One Nation One Election is not a new idea. In fact, the first-ever general elections for both the Lok Sabha and State Assemblies took place simultaneously in 1951-1952, right after the enforcement of the Indian Constitution. This practice continued seamlessly for the following three Lok Sabha elections, streamlining the election process. However, it hit a snag in 1959 when the Central government invoked Article 356, leading to the dismissal of the Kerala government. Subsequent to 1960, defections and counter-defections among political parties led to separate election cycles for the Lok Sabha and State Assemblies.
Presently, only specific states such as Arunachal Pradesh, Sikkim, Andhra Pradesh, and Odisha conduct their assembly polls concurrently with the Lok Sabha elections. The rest follow staggered election cycles, contributing to frequent electoral exercises.
Reports and Perspectives on One Nation One Election:
The Law Commission of India (LCI), led by Justice B. S. Chauhan, issued a draft report in 2018, scrutinizing simultaneous elections. The report recognized potential benefits, including cost savings and focused governance, but it also underscored the constitutional and legal complexities surrounding the proposal.
Notably, the LCI, as early as 1999, supported the concept of simultaneous elections. This historical context reveals that the idea has been debated over time.
Challenges and Concerns:
- Reduction in election expenditure
- Enhanced governance and policy continuity
- Increased voter turnout
- Reduced political manipulation
- Logistical challenges
- Dominance of national issues
- Risk of single-issue campaigns
- Potential for weakened federalism
The ONOE plan encounters several roadblocks. Feasibility and constitutional implications arise due to the fixed tenures outlined in the Constitution for the Lok Sabha and State Assemblies. Maintaining stability and conducting fresh elections in case of mid-term government collapse presents a significant challenge.
ONOE also raises concerns regarding federalism and conceptual incompatibility. Altering the balance between the Union and the States could impact state governments’ autonomy and authority.
Moreover, the blending of national and state issues could dilute accountability mechanisms and result in a less-focused governance approach.
The Way Forward:
To navigate this complex terrain, a comprehensive constitutional review is imperative. Legal experts should meticulously assess necessary amendments, and a contingency plan to handle midterm government collapses should be developed.
Balancing federalism and centralization is crucial. Engaging in dialogues with state governments to understand and address their concerns about centralization can pave the way for a balanced framework.

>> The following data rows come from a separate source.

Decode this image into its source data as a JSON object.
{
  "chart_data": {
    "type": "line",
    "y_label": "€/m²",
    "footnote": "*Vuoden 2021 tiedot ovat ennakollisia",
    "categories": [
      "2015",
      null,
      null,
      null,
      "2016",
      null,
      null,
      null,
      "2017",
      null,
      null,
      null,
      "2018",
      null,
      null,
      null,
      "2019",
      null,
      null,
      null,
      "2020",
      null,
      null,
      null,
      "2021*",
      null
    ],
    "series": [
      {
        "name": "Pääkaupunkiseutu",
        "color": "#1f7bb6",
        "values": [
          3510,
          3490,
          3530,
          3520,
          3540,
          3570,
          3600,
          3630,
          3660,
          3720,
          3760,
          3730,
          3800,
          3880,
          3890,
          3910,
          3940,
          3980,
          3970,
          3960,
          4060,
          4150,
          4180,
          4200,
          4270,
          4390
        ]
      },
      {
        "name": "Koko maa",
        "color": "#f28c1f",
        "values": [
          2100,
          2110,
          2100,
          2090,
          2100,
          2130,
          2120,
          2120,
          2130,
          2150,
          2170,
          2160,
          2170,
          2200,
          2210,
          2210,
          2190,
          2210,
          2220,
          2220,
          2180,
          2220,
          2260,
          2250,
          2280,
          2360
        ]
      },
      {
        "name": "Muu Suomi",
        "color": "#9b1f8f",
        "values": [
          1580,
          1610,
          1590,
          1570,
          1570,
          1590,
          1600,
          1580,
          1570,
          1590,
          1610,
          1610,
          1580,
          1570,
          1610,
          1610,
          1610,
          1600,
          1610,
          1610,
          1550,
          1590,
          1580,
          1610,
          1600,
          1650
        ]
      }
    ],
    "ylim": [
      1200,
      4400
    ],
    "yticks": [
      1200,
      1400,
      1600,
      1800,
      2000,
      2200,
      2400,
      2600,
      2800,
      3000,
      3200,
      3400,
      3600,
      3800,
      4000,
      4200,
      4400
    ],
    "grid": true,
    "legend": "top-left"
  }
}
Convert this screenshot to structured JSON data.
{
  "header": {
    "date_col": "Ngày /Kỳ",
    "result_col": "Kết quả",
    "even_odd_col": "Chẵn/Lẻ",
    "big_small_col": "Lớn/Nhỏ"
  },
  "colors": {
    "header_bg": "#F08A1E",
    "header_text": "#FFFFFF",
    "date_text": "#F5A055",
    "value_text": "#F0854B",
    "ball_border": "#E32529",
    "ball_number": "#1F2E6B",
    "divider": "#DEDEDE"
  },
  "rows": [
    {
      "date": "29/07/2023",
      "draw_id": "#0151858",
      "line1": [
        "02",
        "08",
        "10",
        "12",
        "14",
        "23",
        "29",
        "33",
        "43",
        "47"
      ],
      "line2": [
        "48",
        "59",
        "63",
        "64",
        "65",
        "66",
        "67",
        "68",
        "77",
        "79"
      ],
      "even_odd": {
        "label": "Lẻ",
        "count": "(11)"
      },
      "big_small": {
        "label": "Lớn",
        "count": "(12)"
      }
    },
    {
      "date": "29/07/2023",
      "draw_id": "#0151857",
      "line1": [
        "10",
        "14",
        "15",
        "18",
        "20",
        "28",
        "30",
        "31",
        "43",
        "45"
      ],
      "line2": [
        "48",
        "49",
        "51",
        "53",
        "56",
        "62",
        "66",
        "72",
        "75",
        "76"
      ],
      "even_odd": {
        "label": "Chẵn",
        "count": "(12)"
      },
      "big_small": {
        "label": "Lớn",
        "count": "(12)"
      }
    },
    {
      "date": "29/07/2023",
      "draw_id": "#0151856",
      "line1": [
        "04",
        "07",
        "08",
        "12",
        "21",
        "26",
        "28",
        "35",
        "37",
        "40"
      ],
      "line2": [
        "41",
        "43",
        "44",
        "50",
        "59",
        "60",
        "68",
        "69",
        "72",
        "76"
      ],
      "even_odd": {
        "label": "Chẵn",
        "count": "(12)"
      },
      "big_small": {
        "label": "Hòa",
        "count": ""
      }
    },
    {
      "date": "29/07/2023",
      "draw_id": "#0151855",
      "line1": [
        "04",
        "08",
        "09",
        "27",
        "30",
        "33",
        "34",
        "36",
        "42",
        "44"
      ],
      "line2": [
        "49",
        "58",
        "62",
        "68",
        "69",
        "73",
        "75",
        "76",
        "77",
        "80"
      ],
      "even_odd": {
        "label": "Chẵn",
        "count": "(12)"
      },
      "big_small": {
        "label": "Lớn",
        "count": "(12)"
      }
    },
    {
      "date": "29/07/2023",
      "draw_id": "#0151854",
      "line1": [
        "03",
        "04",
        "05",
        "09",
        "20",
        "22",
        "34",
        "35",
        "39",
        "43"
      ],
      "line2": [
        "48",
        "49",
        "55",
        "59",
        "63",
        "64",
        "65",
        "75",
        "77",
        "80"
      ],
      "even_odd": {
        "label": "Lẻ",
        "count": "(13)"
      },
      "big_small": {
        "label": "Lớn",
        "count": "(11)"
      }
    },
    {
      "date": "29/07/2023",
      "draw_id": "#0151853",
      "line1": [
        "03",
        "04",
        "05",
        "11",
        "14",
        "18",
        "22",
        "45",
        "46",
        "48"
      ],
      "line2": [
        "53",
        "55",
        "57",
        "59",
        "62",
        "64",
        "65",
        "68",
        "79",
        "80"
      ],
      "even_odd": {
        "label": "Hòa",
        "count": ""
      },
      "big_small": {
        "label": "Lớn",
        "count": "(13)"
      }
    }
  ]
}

Exploring a hybrid accountability model, which retains staggered elections for select states while implementing ONOE for others, could promote effective governance.
Conducting an independent and transparent cost-benefit analysis is essential to address misconceptions about the financial implications of ONOE.
Lastly, a phased approach, beginning with pilot projects in a limited number of states, allows for the assessment of challenges and insights before nationwide adoption.
The proposal for ‘One Nation One Election’ holds the potential to transform India’s electoral landscape, but it demands careful consideration, balancing the benefits with the challenges. As India’s democracy navigates its complex dynamics and diverse contexts, a well-rounded understanding is crucial before implementing such a significant change.